Future research should investigate the maintenance of sibling play while fading out a dense reinforcement schedule. Long-term maintenance and outcomes for both children in addition to reciprocal play are suggested for future research. Further research implementing the entirety of the intervention via telehealth is needed to document the effectiveness of this delivery modality in improving reciprocal play, but our findings suggest this may be a promising avenue for efficiently reaching underserved populations. Another important area of future research is exploring the pivotal skills for siblings to learn to increase positive play. In particular, it would be beneficial to run a component analysis (Ward-Horner & Sturmey, 2010) of the common play strategies to identify which strategies have the largest impact on reciprocal play. It would also be beneficial for future research to document additional benefits for the child with ASD including joint attention, turn-taking and communication acts that were not measured in this study. Finally, researchers seeking to improve sibling play should explore the similarities and differences when play occurs between peers and siblings, in particular when there is a sizable gap in age.

Implications for Practice

Telehealth can be a preferred service delivery mode for increasing accessibility of interventions, overcoming geographic barriers, and reducing traveling times for both families and interventionists (Simacek et al., 2020). Synchronous telehealth intervention did allow for immediate instruction, modeling, and instantaneous feedback which proved advantageous when working with siblings. However, there are barriers to implementation of intervention via telehealth including engaging children to attend and listen, capturing play within the view of the camera, and the ability to address challenging behaviors. Interventionists will need to plan for ways to keep children engaged and build rapport through teleconferencing. Changing Zoom backgrounds with preferred interests, providing virtual tokens, and playing online games together are some strategies to increase child engagement.
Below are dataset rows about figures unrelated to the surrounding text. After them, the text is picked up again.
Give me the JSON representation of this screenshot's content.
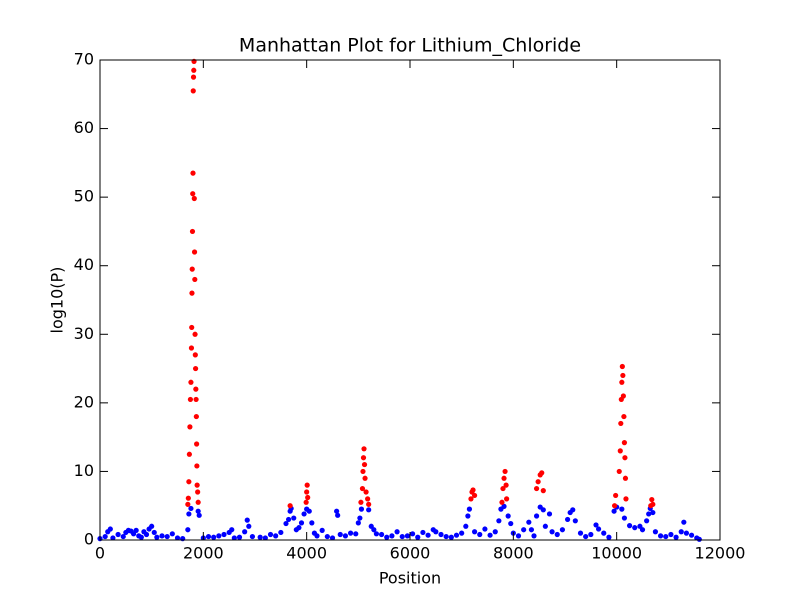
{
  "chart_data": {
    "type": "scatter",
    "title": "Manhattan Plot for Lithium_Chloride",
    "x_label": "Position",
    "y_label": "log10(P)",
    "xlim": [
      0,
      12000
    ],
    "xticks": [
      0,
      2000,
      4000,
      6000,
      8000,
      10000,
      12000
    ],
    "ylim": [
      0,
      70
    ],
    "yticks": [
      0,
      10,
      20,
      30,
      40,
      50,
      60,
      70
    ],
    "series": [
      {
        "color": "#0000ff",
        "x": [
          0,
          100,
          150,
          200,
          250,
          350,
          450,
          500,
          550,
          600,
          650,
          700,
          750,
          800,
          850,
          900,
          950,
          1000,
          1050,
          1100,
          1200,
          1300,
          1400,
          1500,
          1600,
          1700,
          1720,
          1760,
          1900,
          1920,
          2000,
          2100,
          2200,
          2300,
          2400,
          2500,
          2550,
          2600,
          2700,
          2800,
          2850,
          2880,
          2950,
          3100,
          3200,
          3300,
          3400,
          3500,
          3600,
          3650,
          3680,
          3700,
          3750,
          3800,
          3850,
          3900,
          3950,
          4000,
          4050,
          4100,
          4150,
          4200,
          4300,
          4400,
          4500,
          4580,
          4600,
          4650,
          4750,
          4850,
          4950,
          5000,
          5030,
          5060,
          5200,
          5250,
          5300,
          5350,
          5450,
          5550,
          5650,
          5750,
          5850,
          5950,
          6050,
          6150,
          6250,
          6350,
          6450,
          6500,
          6600,
          6700,
          6800,
          6900,
          7000,
          7080,
          7120,
          7150,
          7250,
          7350,
          7450,
          7550,
          7650,
          7720,
          7760,
          7820,
          7900,
          7950,
          8000,
          8100,
          8200,
          8300,
          8350,
          8400,
          8450,
          8520,
          8580,
          8620,
          8700,
          8750,
          8850,
          8950,
          9050,
          9100,
          9150,
          9200,
          9300,
          9400,
          9500,
          9600,
          9650,
          9750,
          9850,
          9950,
          10000,
          10100,
          10150,
          10250,
          10350,
          10450,
          10500,
          10580,
          10620,
          10650,
          10700,
          10750,
          10850,
          10950,
          11050,
          11150,
          11250,
          11300,
          11350,
          11450,
          11550,
          11600
        ],
        "values": [
          0.2,
          0.5,
          1.2,
          1.6,
          0.3,
          0.8,
          0.5,
          1.1,
          1.4,
          1.3,
          0.9,
          1.4,
          0.6,
          0.4,
          1.2,
          0.8,
          1.6,
          2.0,
          1.1,
          0.4,
          0.6,
          0.5,
          0.9,
          0.3,
          0.2,
          1.5,
          3.8,
          4.6,
          4.2,
          3.6,
          0.3,
          0.5,
          0.4,
          0.6,
          0.8,
          1.1,
          1.5,
          0.3,
          0.4,
          1.2,
          2.9,
          2.0,
          0.5,
          0.4,
          0.3,
          0.8,
          0.6,
          1.1,
          2.4,
          3.0,
          4.2,
          4.6,
          3.2,
          1.5,
          1.8,
          2.5,
          3.8,
          4.5,
          4.2,
          2.5,
          1.0,
          0.6,
          1.4,
          0.5,
          0.3,
          4.2,
          3.6,
          0.8,
          0.6,
          1.0,
          0.9,
          2.5,
          3.2,
          4.5,
          4.4,
          2.0,
          1.5,
          0.9,
          0.8,
          0.4,
          0.6,
          1.2,
          0.5,
          0.6,
          0.9,
          0.4,
          1.1,
          0.7,
          1.5,
          1.2,
          0.8,
          0.5,
          0.4,
          0.7,
          1.0,
          2.0,
          3.5,
          4.5,
          1.2,
          0.8,
          1.6,
          0.7,
          1.2,
          2.8,
          4.5,
          4.9,
          3.5,
          2.4,
          1.0,
          0.6,
          1.5,
          2.6,
          1.5,
          0.6,
          3.5,
          4.8,
          4.4,
          2.0,
          3.8,
          1.2,
          0.8,
          1.5,
          3.0,
          4.0,
          4.4,
          2.8,
          1.0,
          0.5,
          0.8,
          2.2,
          1.6,
          1.0,
          0.4,
          4.2,
          4.8,
          4.5,
          3.2,
          2.1,
          1.8,
          2.0,
          1.5,
          2.8,
          3.8,
          4.6,
          4.0,
          1.2,
          0.6,
          0.5,
          0.8,
          0.4,
          1.2,
          2.6,
          1.0,
          0.7,
          0.3,
          0.1
        ]
      },
      {
        "color": "#ff0000",
        "x": [
          1700,
          1710,
          1720,
          1730,
          1740,
          1750,
          1760,
          1770,
          1775,
          1780,
          1785,
          1790,
          1795,
          1800,
          1805,
          1810,
          1815,
          1820,
          1825,
          1830,
          1835,
          1840,
          1845,
          1850,
          1855,
          1860,
          1865,
          1870,
          1875,
          1880,
          1890,
          1900,
          3680,
          3990,
          4000,
          4010,
          4020,
          5050,
          5080,
          5090,
          5100,
          5110,
          5120,
          5130,
          5150,
          5180,
          5200,
          7180,
          7200,
          7220,
          7250,
          7780,
          7800,
          7820,
          7840,
          7860,
          7870,
          8450,
          8480,
          8520,
          8550,
          8580,
          9960,
          9980,
          10050,
          10070,
          10080,
          10090,
          10100,
          10110,
          10120,
          10130,
          10140,
          10150,
          10160,
          10170,
          10180,
          10660,
          10680,
          10700
        ],
        "values": [
          5.2,
          6.1,
          8.5,
          12.5,
          16.5,
          20.5,
          23.0,
          28.0,
          31.0,
          36.0,
          39.5,
          45.0,
          50.5,
          53.5,
          65.5,
          67.5,
          68.5,
          69.8,
          49.8,
          42.0,
          38.0,
          30.0,
          27.0,
          25.0,
          22.0,
          20.5,
          18.0,
          14.0,
          10.8,
          8.0,
          7.0,
          5.5,
          5.0,
          5.5,
          7.0,
          8.0,
          6.2,
          5.5,
          7.5,
          10.0,
          12.0,
          13.3,
          11.0,
          9.0,
          7.0,
          6.0,
          5.2,
          6.0,
          7.0,
          7.3,
          6.5,
          5.5,
          7.5,
          9.0,
          10.0,
          8.0,
          6.0,
          7.5,
          8.5,
          9.5,
          9.8,
          7.2,
          5.0,
          6.5,
          10.0,
          13.0,
          17.0,
          20.5,
          23.0,
          25.3,
          24.0,
          21.0,
          18.0,
          14.2,
          12.0,
          9.0,
          6.0,
          5.0,
          5.9,
          5.2
        ]
      }
    ]
  }
}
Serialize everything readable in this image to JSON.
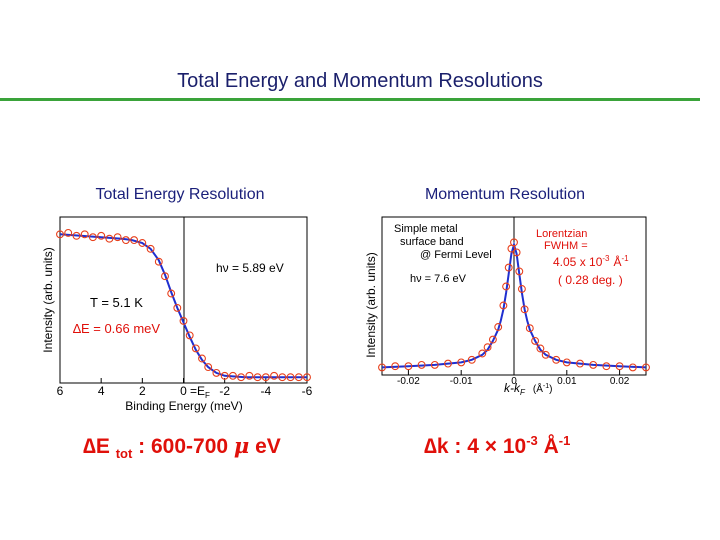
{
  "slide": {
    "title": "Total Energy and Momentum Resolutions"
  },
  "colors": {
    "title": "#1a1f6b",
    "rule": "#3aa33a",
    "marker": "#e8401c",
    "fit": "#1f2fd0",
    "accent": "#e0100a"
  },
  "formulas": {
    "energy": {
      "delta": "∆E",
      "sub": "tot",
      "rest": ": 600-700",
      "mu": "μ",
      "unit": "eV"
    },
    "momentum": {
      "delta": "∆k",
      "colon": ":",
      "value": "4",
      "times": "×",
      "base": "10",
      "exp": "-3",
      "unit": "Å",
      "unit_exp": "-1"
    }
  },
  "chart_data": [
    {
      "type": "scatter",
      "title": "Total Energy Resolution",
      "xlabel": "Binding Energy (meV)",
      "ylabel": "Intensity (arb. units)",
      "xlim": [
        6,
        -6
      ],
      "ylim": [
        0,
        1.15
      ],
      "xticks": [
        "6",
        "4",
        "2",
        "0",
        "-2",
        "-4",
        "-6"
      ],
      "xtick_values": [
        6,
        4,
        2,
        0,
        -2,
        -4,
        -6
      ],
      "fermi_label": "=E",
      "fermi_sub": "F",
      "annotations": {
        "photon": "hν = 5.89 eV",
        "temperature": "T = 5.1 K",
        "resolution": "∆E = 0.66 meV"
      },
      "series": [
        {
          "kind": "markers",
          "x": [
            6.0,
            5.6,
            5.2,
            4.8,
            4.4,
            4.0,
            3.6,
            3.2,
            2.8,
            2.4,
            2.0,
            1.6,
            1.2,
            0.9,
            0.6,
            0.3,
            0.0,
            -0.3,
            -0.6,
            -0.9,
            -1.2,
            -1.6,
            -2.0,
            -2.4,
            -2.8,
            -3.2,
            -3.6,
            -4.0,
            -4.4,
            -4.8,
            -5.2,
            -5.6,
            -6.0
          ],
          "y": [
            1.03,
            1.04,
            1.02,
            1.03,
            1.01,
            1.02,
            1.0,
            1.01,
            0.99,
            0.99,
            0.97,
            0.93,
            0.84,
            0.74,
            0.62,
            0.52,
            0.43,
            0.33,
            0.24,
            0.17,
            0.11,
            0.07,
            0.05,
            0.05,
            0.04,
            0.05,
            0.04,
            0.04,
            0.05,
            0.04,
            0.04,
            0.04,
            0.04
          ]
        },
        {
          "kind": "fit",
          "x": [
            6.0,
            5.0,
            4.0,
            3.0,
            2.5,
            2.0,
            1.6,
            1.2,
            0.9,
            0.6,
            0.3,
            0.0,
            -0.3,
            -0.6,
            -0.9,
            -1.2,
            -1.6,
            -2.0,
            -3.0,
            -4.0,
            -5.0,
            -6.0
          ],
          "y": [
            1.03,
            1.02,
            1.01,
            1.0,
            0.99,
            0.97,
            0.93,
            0.85,
            0.75,
            0.63,
            0.52,
            0.42,
            0.32,
            0.23,
            0.16,
            0.11,
            0.07,
            0.05,
            0.04,
            0.04,
            0.04,
            0.04
          ]
        }
      ]
    },
    {
      "type": "scatter",
      "title": "Momentum Resolution",
      "xlabel_main": "k-k",
      "xlabel_sub": "F",
      "xlabel_unit": "(Å",
      "xlabel_unit_exp": "-1",
      "xlabel_close": ")",
      "ylabel": "Intensity (arb. units)",
      "xlim": [
        -0.025,
        0.025
      ],
      "ylim": [
        0,
        1.25
      ],
      "xticks": [
        "-0.02",
        "-0.01",
        "0",
        "0.01",
        "0.02"
      ],
      "xtick_values": [
        -0.02,
        -0.01,
        0,
        0.01,
        0.02
      ],
      "annotations": {
        "sample": [
          "Simple metal",
          "surface band",
          "@ Fermi Level"
        ],
        "photon": "hν = 7.6 eV",
        "lorentzian": [
          "Lorentzian",
          "FWHM ="
        ],
        "fwhm_value": "4.05 x 10",
        "fwhm_exp": "-3",
        "fwhm_unit": "Å",
        "fwhm_unit_exp": "-1",
        "angle": "( 0.28  deg. )"
      },
      "series": [
        {
          "kind": "markers",
          "x": [
            -0.025,
            -0.0225,
            -0.02,
            -0.0175,
            -0.015,
            -0.0125,
            -0.01,
            -0.008,
            -0.006,
            -0.005,
            -0.004,
            -0.003,
            -0.002,
            -0.0015,
            -0.001,
            -0.0005,
            0.0,
            0.0005,
            0.001,
            0.0015,
            0.002,
            0.003,
            0.004,
            0.005,
            0.006,
            0.008,
            0.01,
            0.0125,
            0.015,
            0.0175,
            0.02,
            0.0225,
            0.025
          ],
          "y": [
            0.06,
            0.07,
            0.07,
            0.08,
            0.08,
            0.09,
            0.1,
            0.12,
            0.17,
            0.22,
            0.28,
            0.38,
            0.55,
            0.7,
            0.85,
            1.0,
            1.05,
            0.97,
            0.82,
            0.68,
            0.52,
            0.37,
            0.27,
            0.21,
            0.16,
            0.12,
            0.1,
            0.09,
            0.08,
            0.07,
            0.07,
            0.06,
            0.06
          ]
        },
        {
          "kind": "fit",
          "x": [
            -0.025,
            -0.02,
            -0.015,
            -0.01,
            -0.008,
            -0.006,
            -0.005,
            -0.004,
            -0.003,
            -0.0025,
            -0.002,
            -0.0015,
            -0.001,
            -0.0005,
            0.0,
            0.0005,
            0.001,
            0.0015,
            0.002,
            0.0025,
            0.003,
            0.004,
            0.005,
            0.006,
            0.008,
            0.01,
            0.015,
            0.02,
            0.025
          ],
          "y": [
            0.06,
            0.07,
            0.08,
            0.1,
            0.12,
            0.16,
            0.2,
            0.27,
            0.36,
            0.43,
            0.52,
            0.65,
            0.8,
            0.96,
            1.03,
            0.96,
            0.8,
            0.65,
            0.52,
            0.43,
            0.36,
            0.27,
            0.2,
            0.16,
            0.12,
            0.1,
            0.08,
            0.07,
            0.06
          ]
        }
      ]
    }
  ]
}
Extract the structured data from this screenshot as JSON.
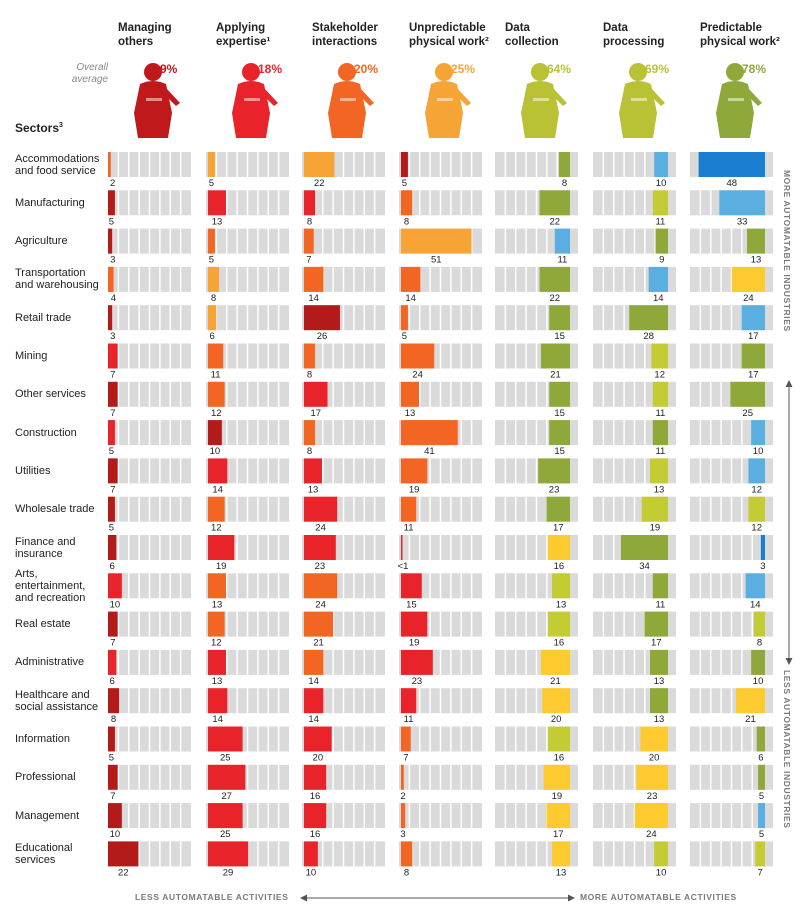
{
  "header": {
    "overall_average_label": "Overall\naverage",
    "sectors_label": "Sectors",
    "sectors_sup": "3"
  },
  "footer": {
    "less_activities": "LESS AUTOMATABLE ACTIVITIES",
    "more_activities": "MORE AUTOMATABLE ACTIVITIES"
  },
  "side_axis": {
    "more_industries": "MORE AUTOMATABLE INDUSTRIES",
    "less_industries": "LESS AUTOMATABLE INDUSTRIES"
  },
  "colors": {
    "dark_red": "#b31b1b",
    "red": "#e8242a",
    "orange": "#f26522",
    "light_orange": "#f7a437",
    "olive": "#8fa83a",
    "yellow_green": "#c4cc33",
    "yellow": "#fdcb30",
    "blue": "#1a7fd0",
    "light_blue": "#5aaee0",
    "track": "#dadada"
  },
  "chart_data": {
    "type": "bar",
    "unit": "percent of time spent",
    "categories": [
      "Managing others",
      "Applying expertise",
      "Stakeholder interactions",
      "Unpredictable physical work",
      "Data collection",
      "Data processing",
      "Predictable physical work"
    ],
    "category_headers": [
      "Managing\nothers",
      "Applying\nexpertise¹",
      "Stakeholder\ninteractions",
      "Unpredictable\nphysical work²",
      "Data\ncollection",
      "Data\nprocessing",
      "Predictable\nphysical work²"
    ],
    "overall_average": [
      "9%",
      "18%",
      "20%",
      "25%",
      "64%",
      "69%",
      "78%"
    ],
    "overall_average_colors": [
      "#c0191c",
      "#e8242a",
      "#f26522",
      "#f7a437",
      "#b9c234",
      "#b9c234",
      "#8fa83a"
    ],
    "rows": [
      {
        "sector": "Accommodations\nand food service",
        "values": [
          2,
          5,
          22,
          5,
          8,
          10,
          48
        ],
        "labels": [
          "2",
          "5",
          "22",
          "5",
          "8",
          "10",
          "48"
        ],
        "colors": [
          "orange",
          "light_orange",
          "light_orange",
          "dark_red",
          "olive",
          "light_blue",
          "blue"
        ]
      },
      {
        "sector": "Manufacturing",
        "values": [
          5,
          13,
          8,
          8,
          22,
          11,
          33
        ],
        "labels": [
          "5",
          "13",
          "8",
          "8",
          "22",
          "11",
          "33"
        ],
        "colors": [
          "dark_red",
          "red",
          "red",
          "orange",
          "olive",
          "yellow_green",
          "light_blue"
        ]
      },
      {
        "sector": "Agriculture",
        "values": [
          3,
          5,
          7,
          51,
          11,
          9,
          13
        ],
        "labels": [
          "3",
          "5",
          "7",
          "51",
          "11",
          "9",
          "13"
        ],
        "colors": [
          "dark_red",
          "orange",
          "orange",
          "light_orange",
          "light_blue",
          "olive",
          "olive"
        ]
      },
      {
        "sector": "Transportation\nand warehousing",
        "values": [
          4,
          8,
          14,
          14,
          22,
          14,
          24
        ],
        "labels": [
          "4",
          "8",
          "14",
          "14",
          "22",
          "14",
          "24"
        ],
        "colors": [
          "orange",
          "light_orange",
          "orange",
          "orange",
          "olive",
          "light_blue",
          "yellow"
        ]
      },
      {
        "sector": "Retail trade",
        "values": [
          3,
          6,
          26,
          5,
          15,
          28,
          17
        ],
        "labels": [
          "3",
          "6",
          "26",
          "5",
          "15",
          "28",
          "17"
        ],
        "colors": [
          "dark_red",
          "light_orange",
          "dark_red",
          "orange",
          "olive",
          "olive",
          "light_blue"
        ]
      },
      {
        "sector": "Mining",
        "values": [
          7,
          11,
          8,
          24,
          21,
          12,
          17
        ],
        "labels": [
          "7",
          "11",
          "8",
          "24",
          "21",
          "12",
          "17"
        ],
        "colors": [
          "red",
          "orange",
          "orange",
          "orange",
          "olive",
          "yellow_green",
          "olive"
        ]
      },
      {
        "sector": "Other services",
        "values": [
          7,
          12,
          17,
          13,
          15,
          11,
          25
        ],
        "labels": [
          "7",
          "12",
          "17",
          "13",
          "15",
          "11",
          "25"
        ],
        "colors": [
          "dark_red",
          "orange",
          "red",
          "orange",
          "olive",
          "yellow_green",
          "olive"
        ]
      },
      {
        "sector": "Construction",
        "values": [
          5,
          10,
          8,
          41,
          15,
          11,
          10
        ],
        "labels": [
          "5",
          "10",
          "8",
          "41",
          "15",
          "11",
          "10"
        ],
        "colors": [
          "red",
          "dark_red",
          "orange",
          "orange",
          "olive",
          "olive",
          "light_blue"
        ]
      },
      {
        "sector": "Utilities",
        "values": [
          7,
          14,
          13,
          19,
          23,
          13,
          12
        ],
        "labels": [
          "7",
          "14",
          "13",
          "19",
          "23",
          "13",
          "12"
        ],
        "colors": [
          "dark_red",
          "red",
          "red",
          "orange",
          "olive",
          "yellow_green",
          "light_blue"
        ]
      },
      {
        "sector": "Wholesale trade",
        "values": [
          5,
          12,
          24,
          11,
          17,
          19,
          12
        ],
        "labels": [
          "5",
          "12",
          "24",
          "11",
          "17",
          "19",
          "12"
        ],
        "colors": [
          "dark_red",
          "orange",
          "red",
          "orange",
          "olive",
          "yellow_green",
          "yellow_green"
        ]
      },
      {
        "sector": "Finance and\ninsurance",
        "values": [
          6,
          19,
          23,
          0.5,
          16,
          34,
          3
        ],
        "labels": [
          "6",
          "19",
          "23",
          "<1",
          "16",
          "34",
          "3"
        ],
        "colors": [
          "dark_red",
          "red",
          "red",
          "red",
          "yellow",
          "olive",
          "blue"
        ]
      },
      {
        "sector": "Arts,\nentertainment,\nand recreation",
        "values": [
          10,
          13,
          24,
          15,
          13,
          11,
          14
        ],
        "labels": [
          "10",
          "13",
          "24",
          "15",
          "13",
          "11",
          "14"
        ],
        "colors": [
          "red",
          "orange",
          "orange",
          "red",
          "yellow_green",
          "olive",
          "light_blue"
        ]
      },
      {
        "sector": "Real estate",
        "values": [
          7,
          12,
          21,
          19,
          16,
          17,
          8
        ],
        "labels": [
          "7",
          "12",
          "21",
          "19",
          "16",
          "17",
          "8"
        ],
        "colors": [
          "dark_red",
          "orange",
          "orange",
          "red",
          "yellow_green",
          "olive",
          "yellow_green"
        ]
      },
      {
        "sector": "Administrative",
        "values": [
          6,
          13,
          14,
          23,
          21,
          13,
          10
        ],
        "labels": [
          "6",
          "13",
          "14",
          "23",
          "21",
          "13",
          "10"
        ],
        "colors": [
          "red",
          "red",
          "orange",
          "red",
          "yellow",
          "olive",
          "olive"
        ]
      },
      {
        "sector": "Healthcare and\nsocial assistance",
        "values": [
          8,
          14,
          14,
          11,
          20,
          13,
          21
        ],
        "labels": [
          "8",
          "14",
          "14",
          "11",
          "20",
          "13",
          "21"
        ],
        "colors": [
          "dark_red",
          "red",
          "red",
          "red",
          "yellow",
          "olive",
          "yellow"
        ]
      },
      {
        "sector": "Information",
        "values": [
          5,
          25,
          20,
          7,
          16,
          20,
          6
        ],
        "labels": [
          "5",
          "25",
          "20",
          "7",
          "16",
          "20",
          "6"
        ],
        "colors": [
          "dark_red",
          "red",
          "red",
          "orange",
          "yellow_green",
          "yellow",
          "olive"
        ]
      },
      {
        "sector": "Professional",
        "values": [
          7,
          27,
          16,
          2,
          19,
          23,
          5
        ],
        "labels": [
          "7",
          "27",
          "16",
          "2",
          "19",
          "23",
          "5"
        ],
        "colors": [
          "dark_red",
          "red",
          "red",
          "orange",
          "yellow",
          "yellow",
          "olive"
        ]
      },
      {
        "sector": "Management",
        "values": [
          10,
          25,
          16,
          3,
          17,
          24,
          5
        ],
        "labels": [
          "10",
          "25",
          "16",
          "3",
          "17",
          "24",
          "5"
        ],
        "colors": [
          "dark_red",
          "red",
          "red",
          "orange",
          "yellow",
          "yellow",
          "light_blue"
        ]
      },
      {
        "sector": "Educational\nservices",
        "values": [
          22,
          29,
          10,
          8,
          13,
          10,
          7
        ],
        "labels": [
          "22",
          "29",
          "10",
          "8",
          "13",
          "10",
          "7"
        ],
        "colors": [
          "dark_red",
          "red",
          "red",
          "orange",
          "yellow",
          "yellow_green",
          "yellow_green"
        ]
      }
    ],
    "bar_alignment": [
      "left",
      "left",
      "left",
      "left",
      "right",
      "right",
      "right"
    ]
  }
}
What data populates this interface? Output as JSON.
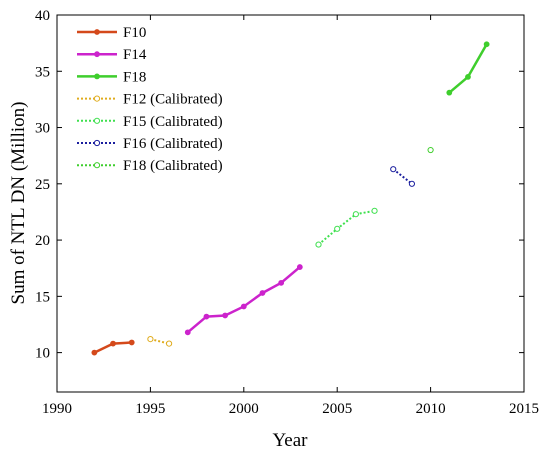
{
  "chart_data": {
    "type": "line",
    "xlabel": "Year",
    "ylabel": "Sum of NTL DN (Million)",
    "xlim": [
      1990,
      2015
    ],
    "ylim": [
      6.5,
      40
    ],
    "xticks": [
      1990,
      1995,
      2000,
      2005,
      2010,
      2015
    ],
    "yticks": [
      10,
      15,
      20,
      25,
      30,
      35,
      40
    ],
    "grid": false,
    "legend_position": "top-left",
    "series": [
      {
        "name": "F10",
        "style": "solid",
        "marker": "filled",
        "color": "#d4491b",
        "x": [
          1992,
          1993,
          1994
        ],
        "y": [
          10.0,
          10.8,
          10.9
        ]
      },
      {
        "name": "F14",
        "style": "solid",
        "marker": "filled",
        "color": "#cc23cc",
        "x": [
          1997,
          1998,
          1999,
          2000,
          2001,
          2002,
          2003
        ],
        "y": [
          11.8,
          13.2,
          13.3,
          14.1,
          15.3,
          16.2,
          17.6
        ]
      },
      {
        "name": "F18",
        "style": "solid",
        "marker": "filled",
        "color": "#3fce2d",
        "x": [
          2011,
          2012,
          2013
        ],
        "y": [
          33.1,
          34.5,
          37.4
        ]
      },
      {
        "name": "F12 (Calibrated)",
        "style": "dotted",
        "marker": "open",
        "color": "#e0ac1e",
        "x": [
          1995,
          1996
        ],
        "y": [
          11.2,
          10.8
        ]
      },
      {
        "name": "F15 (Calibrated)",
        "style": "dotted",
        "marker": "open",
        "color": "#3fe04f",
        "x": [
          2004,
          2005,
          2006,
          2007
        ],
        "y": [
          19.6,
          21.0,
          22.3,
          22.6
        ]
      },
      {
        "name": "F16 (Calibrated)",
        "style": "dotted",
        "marker": "open",
        "color": "#1a1e9e",
        "x": [
          2008,
          2009
        ],
        "y": [
          26.3,
          25.0
        ]
      },
      {
        "name": "F18 (Calibrated)",
        "style": "dotted",
        "marker": "open",
        "color": "#3fce2d",
        "x": [
          2010
        ],
        "y": [
          28.0
        ]
      }
    ]
  }
}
Successful remote delivery of sibling-mediated interventions may require parent involvement including the delivery of reinforcement and implementation of a behavior plan for challenging behaviors. Parent training may be an essential component for increasing positive sibling play. Furthermore, technology checks with families before the start of intervention can decrease technical difficulties and frustrations. Planning a Zoom call prior to the first intervention session where parents can set up the technology and mark (e.g., tape, sticker) positioning of the computer/tablet to capture play was beneficial. Likewise, using visual zones (e.g., using a rug/table) to mark the area to stay and play within to ensure sibling interactions could be seen by the interventionist via Zoom was useful.

Conclusion

Although there are limitations with the present study, it appears that sibling-mediated play intervention in combination with a sibling support group is beneficial for NT siblings and their siblings with ASD. Increasing positive play between siblings may be especially important during the COVID-19 pandemic when more time is spent with one’s family due to shelter-in-place orders affecting the provision of school and therapy as well as the reduced availability of organized social or recreational activities outside of the home. Results from this study suggest siblings can learn simple play strategies to use with their siblings to increase reciprocal play. Findings from this study are consistent with the existing literature in that siblings may be an ideal intervention agent to increase positive play for their siblings with ASD.